Series RL impedance magnitude — calculation practice: In a series RL circuit used in basic electronics, the impedance magnitude |Z| is found from the resistor and inductive reactance as |Z| = sqrt(R^2 + X_L^2). If R = 15 kΩ and X_L = 10 kΩ, what is the approximate value of the total circuit impedance?

Difficulty: Easy

Correct Answer: 18 kΩ

Explanation:


Introduction / Context:
Series RL circuits appear in filters, chokes, and transient-limiting networks. The combined opposition to current is not a simple sum because the resistor (R) and the inductor's reactance (X_L) act at right angles in the impedance plane. This question checks your ability to compute the impedance magnitude |Z| from given R and X_L values and to pick the correct approximate answer from options.


Given Data / Assumptions:

  • Resistor R = 15 kΩ.
  • Inductive reactance X_L = 10 kΩ (at the operating frequency).
  • Series combination; standard phasor relationships apply.
  • We need the magnitude |Z|, not the angle.


Concept / Approach:
For a series RL circuit, impedance is Z = R + jX_L. The magnitude is |Z| = sqrt(R^2 + X_L^2). Because R and X_L are perpendicular components (real and imaginary), the Pythagorean relationship applies. Units must be consistent (kΩ with kΩ).


Step-by-Step Solution:

1) Write |Z| = sqrt(R^2 + X_L^2). 2) Substitute R = 15 kΩ and X_L = 10 kΩ. 3) Compute inside the radical: 15^2 + 10^2 = 225 + 100 = 325 (kΩ)^2. 4) Take the square root: sqrt(325) ≈ 18.027 → approximately 18 kΩ.


Verification / Alternative check:
A quick bound check helps: if R = 15 and X_L = 10, |Z| must be larger than the larger component (15 kΩ) but smaller than their sum (25 kΩ). The value 18 kΩ lies within this reasonable range, confirming the calculation.

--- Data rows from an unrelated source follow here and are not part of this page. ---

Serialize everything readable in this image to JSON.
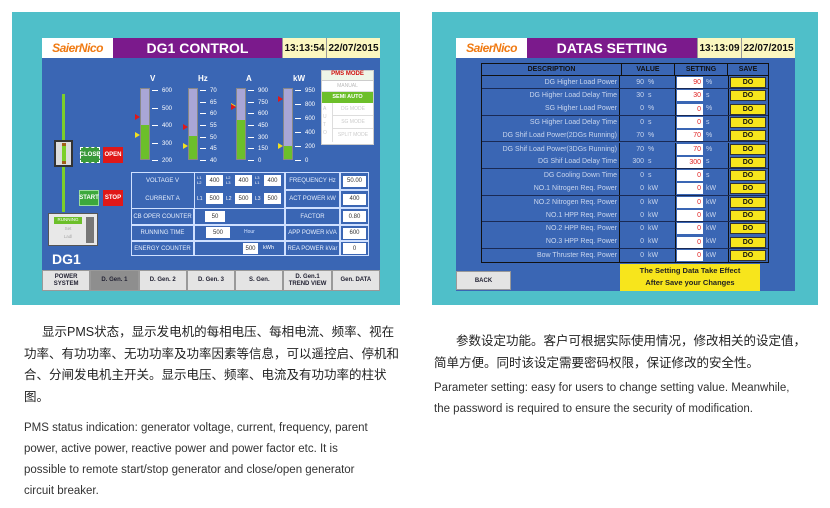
{
  "left": {
    "logo": "SaierNico",
    "title": "DG1  CONTROL",
    "time": "13:13:54",
    "date": "22/07/2015",
    "gauges": [
      {
        "unit": "V",
        "scale": [
          "600",
          "500",
          "400",
          "300",
          "200"
        ],
        "level": 0.49,
        "color": "#6cbf2a"
      },
      {
        "unit": "Hz",
        "scale": [
          "70",
          "65",
          "60",
          "55",
          "50",
          "45",
          "40"
        ],
        "level": 0.33,
        "color": "#6cbf2a"
      },
      {
        "unit": "A",
        "scale": [
          "900",
          "750",
          "600",
          "450",
          "300",
          "150",
          "0"
        ],
        "level": 0.56,
        "color": "#6cbf2a"
      },
      {
        "unit": "kW",
        "scale": [
          "950",
          "800",
          "600",
          "400",
          "200",
          "0"
        ],
        "level": 0.19,
        "color": "#6cbf2a"
      }
    ],
    "pms": {
      "title": "PMS MODE",
      "manual": "MANUAL",
      "semi": "SEMI AUTO",
      "auto": "AUTO",
      "modes": [
        "DG MODE",
        "SG MODE",
        "SPLIT MODE"
      ]
    },
    "breaker": {
      "close": "CLOSE",
      "open": "OPEN"
    },
    "engine": {
      "start": "START",
      "stop": "STOP",
      "status": [
        "RUNNING",
        "Set",
        "Ladl"
      ],
      "name": "DG1"
    },
    "table": {
      "voltage_label": "VOLTAGE  V",
      "current_label": "CURRENT  A",
      "voltage": [
        {
          "ph": "L1 L2",
          "v": "400"
        },
        {
          "ph": "L2 L3",
          "v": "400"
        },
        {
          "ph": "L3 L1",
          "v": "400"
        }
      ],
      "current": [
        {
          "ph": "L1",
          "v": "500"
        },
        {
          "ph": "L2",
          "v": "500"
        },
        {
          "ph": "L3",
          "v": "500"
        }
      ],
      "cb_label": "CB OPER COUNTER",
      "cb": "50",
      "run_label": "RUNNING TIME",
      "run": "500",
      "run_unit": "Hour",
      "energy_label": "ENERGY COUNTER",
      "energy": "500",
      "energy_unit": "kWh",
      "freq_label": "FREQUENCY Hz",
      "freq": "50.00",
      "act_label": "ACT POWER kW",
      "act": "400",
      "factor_label": "FACTOR",
      "factor": "0.80",
      "app_label": "APP POWER kVA",
      "app": "600",
      "rea_label": "REA POWER kVar",
      "rea": "0"
    },
    "tabs": [
      "POWER SYSTEM",
      "D. Gen. 1",
      "D. Gen. 2",
      "D. Gen. 3",
      "S. Gen.",
      "D. Gen.1 TREND VIEW",
      "Gen. DATA"
    ],
    "active_tab": 1
  },
  "right": {
    "logo": "SaierNico",
    "title": "DATAS SETTING",
    "time": "13:13:09",
    "date": "22/07/2015",
    "headers": [
      "DESCRIPTION",
      "VALUE",
      "SETTING",
      "SAVE"
    ],
    "rows": [
      {
        "desc": "DG Higher Load Power",
        "value": "90",
        "unit": "%",
        "setting": "90",
        "save": "DO"
      },
      {
        "desc": "DG Higher Load Delay Time",
        "value": "30",
        "unit": "s",
        "setting": "30",
        "save": "DO"
      },
      {
        "desc": "SG Higher Load Power",
        "value": "0",
        "unit": "%",
        "setting": "0",
        "save": "DO"
      },
      {
        "desc": "SG Higher Load Delay Time",
        "value": "0",
        "unit": "s",
        "setting": "0",
        "save": "DO"
      },
      {
        "desc": "DG Shif Load Power(2DGs Running)",
        "value": "70",
        "unit": "%",
        "setting": "70",
        "save": "DO"
      },
      {
        "desc": "DG Shif Load Power(3DGs Running)",
        "value": "70",
        "unit": "%",
        "setting": "70",
        "save": "DO"
      },
      {
        "desc": "DG Shif Load Delay Time",
        "value": "300",
        "unit": "s",
        "setting": "300",
        "save": "DO"
      },
      {
        "desc": "DG Cooling Down Time",
        "value": "0",
        "unit": "s",
        "setting": "0",
        "save": "DO"
      },
      {
        "desc": "NO.1 Nitrogen Req. Power",
        "value": "0",
        "unit": "kW",
        "setting": "0",
        "save": "DO"
      },
      {
        "desc": "NO.2 Nitrogen Req. Power",
        "value": "0",
        "unit": "kW",
        "setting": "0",
        "save": "DO"
      },
      {
        "desc": "NO.1 HPP Req. Power",
        "value": "0",
        "unit": "kW",
        "setting": "0",
        "save": "DO"
      },
      {
        "desc": "NO.2 HPP Req. Power",
        "value": "0",
        "unit": "kW",
        "setting": "0",
        "save": "DO"
      },
      {
        "desc": "NO.3 HPP Req. Power",
        "value": "0",
        "unit": "kW",
        "setting": "0",
        "save": "DO"
      },
      {
        "desc": "Bow Thruster Req. Power",
        "value": "0",
        "unit": "kW",
        "setting": "0",
        "save": "DO"
      }
    ],
    "back": "BACK",
    "notice": [
      "The Setting Data Take Effect",
      "After Save your Changes"
    ]
  },
  "captions": {
    "left_cn": [
      "显示PMS状态，显示发电机的每相电压、每相电流、频率、视在",
      "功率、有功功率、无功功率及功率因素等信息，可以遥控启、停机和",
      "合、分闸发电机主开关。显示电压、频率、电流及有功功率的柱状",
      "图。"
    ],
    "left_en": [
      "PMS status indication: generator voltage, current, frequency, parent",
      "power, active power, reactive power and power factor etc. It is",
      "possible to remote start/stop generator and close/open generator",
      "circuit breaker."
    ],
    "right_cn": [
      "参数设定功能。客户可根据实际使用情况，修改相关的设定值，",
      "简单方便。同时该设定需要密码权限，保证修改的安全性。"
    ],
    "right_en": [
      "Parameter setting: easy for users to change setting value. Meanwhile,",
      "the password is required to ensure the security of modification."
    ]
  }
}
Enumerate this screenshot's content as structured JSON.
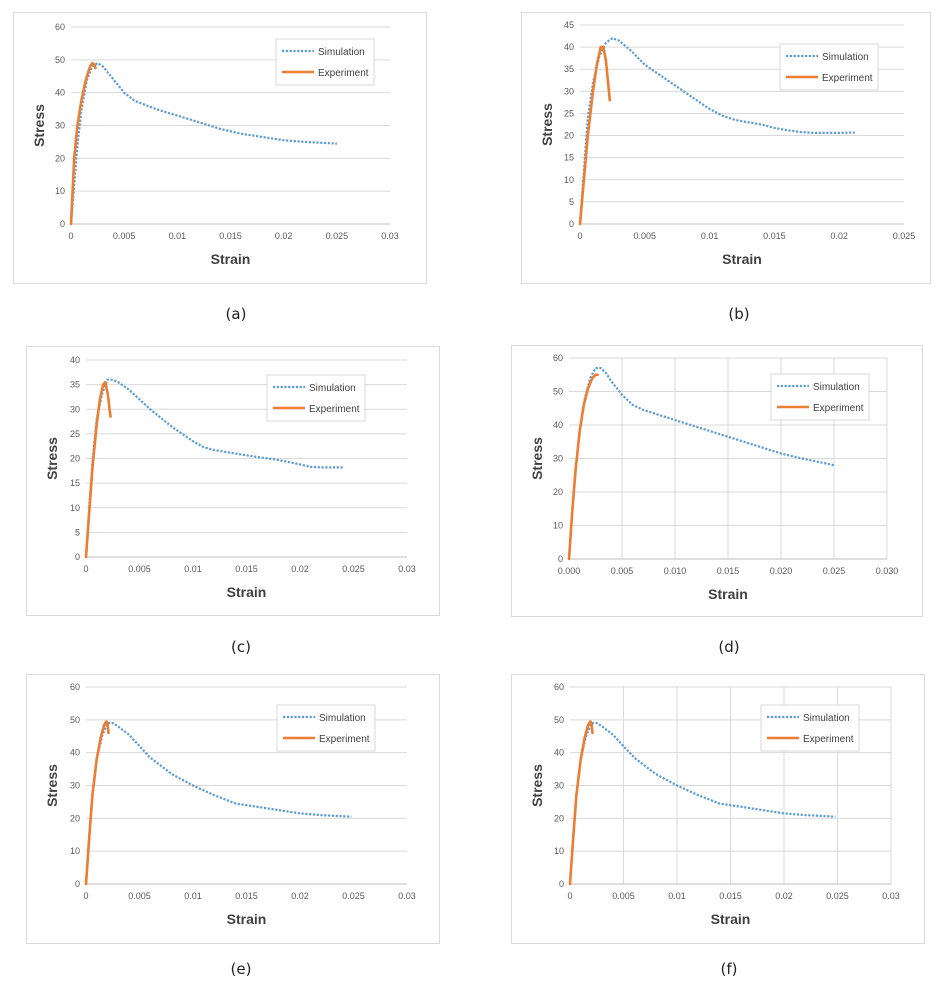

Why Other Options Are Wrong:

  • 5 kΩ / 6 kΩ: too small; magnitude cannot be less than the largest individual component in series.
  • 25 kΩ: that is the arithmetic sum, not the vector magnitude.
  • 20 kΩ: plausible-sounding estimate but higher than the correct Pythagorean result.


Common Pitfalls:
Adding R and X_L arithmetically; forgetting that reactance is orthogonal to resistance; mixing Ω with kΩ; rounding prematurely before comparing with options.